SSDs are better at small, random read/write operations than mechanical HDDs are, due to not having to physically move heads around to the desired location on the disk, but they still have to do alot of behind the scenes work when things are happening at random (from the drives standpoint) vs. just reading/writing a continuous stream of data.
For example writing a small amount of checksum data might actually involve reading a much larger “chunk” of existing data, adding the new data to it, erasing the original “chunk”, and replacing it with the new combined “chunk”.
This is because there is a minimum block size they can work with by design. If they make these blocks too small, they have to work with many blocks to handle large files, and this costs performance.

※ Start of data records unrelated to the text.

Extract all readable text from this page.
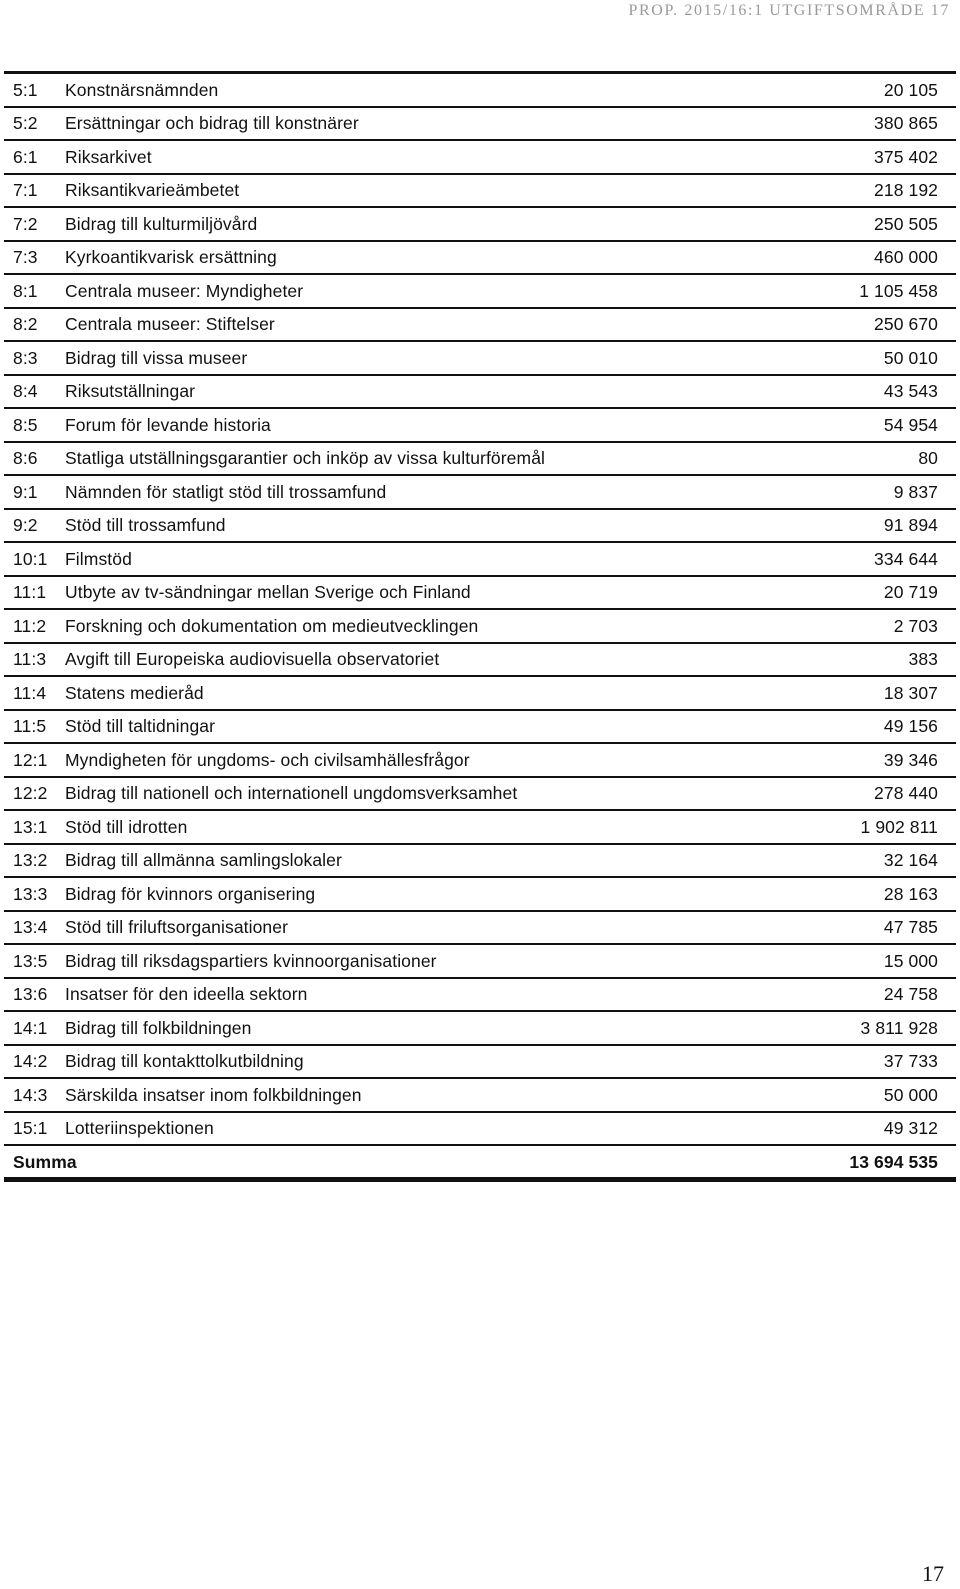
PROP. 2015/16:1 UTGIFTSOMRÅDE 17
5:1	Konstnärsnämnden	20 105
5:2	Ersättningar och bidrag till konstnärer	380 865
6:1	Riksarkivet	375 402
7:1	Riksantikvarieämbetet	218 192
7:2	Bidrag till kulturmiljövård	250 505
7:3	Kyrkoantikvarisk ersättning	460 000
8:1	Centrala museer: Myndigheter	1 105 458
8:2	Centrala museer: Stiftelser	250 670
8:3	Bidrag till vissa museer	50 010
8:4	Riksutställningar	43 543
8:5	Forum för levande historia	54 954
8:6	Statliga utställningsgarantier och inköp av vissa kulturföremål	80
9:1	Nämnden för statligt stöd till trossamfund	9 837
9:2	Stöd till trossamfund	91 894
10:1	Filmstöd	334 644
11:1	Utbyte av tv-sändningar mellan Sverige och Finland	20 719
11:2	Forskning och dokumentation om medieutvecklingen	2 703
11:3	Avgift till Europeiska audiovisuella observatoriet	383
11:4	Statens medieråd	18 307
11:5	Stöd till taltidningar	49 156
12:1	Myndigheten för ungdoms- och civilsamhällesfrågor	39 346
12:2	Bidrag till nationell och internationell ungdomsverksamhet	278 440
13:1	Stöd till idrotten	1 902 811
13:2	Bidrag till allmänna samlingslokaler	32 164
13:3	Bidrag för kvinnors organisering	28 163
13:4	Stöd till friluftsorganisationer	47 785
13:5	Bidrag till riksdagspartiers kvinnoorganisationer	15 000
13:6	Insatser för den ideella sektorn	24 758
14:1	Bidrag till folkbildningen	3 811 928
14:2	Bidrag till kontakttolkutbildning	37 733
14:3	Särskilda insatser inom folkbildningen	50 000
15:1	Lotteriinspektionen	49 312
Summa		13 694 535
17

Make them too big and you end up having to do more of these read/modify/erase/write cycles to avoid having partially filled blocks which is a waste of space.
With a large file, the disk drive or operating system driver software can fill a look-ahead buffer, making it more likely to be able to continuously read and write data, while copying individual small files involves a separate seek operation for each file, plus creating a directory entry and new file structure on the target system, so there is much more overhead that can’t make use of I/O buffering.
Do not nail me on this but this was the first thing it came to my mind just reading this sentence.
Put the old Games on a HDD and test the difference.
would appreciate a result of this act of rescueing your SSD.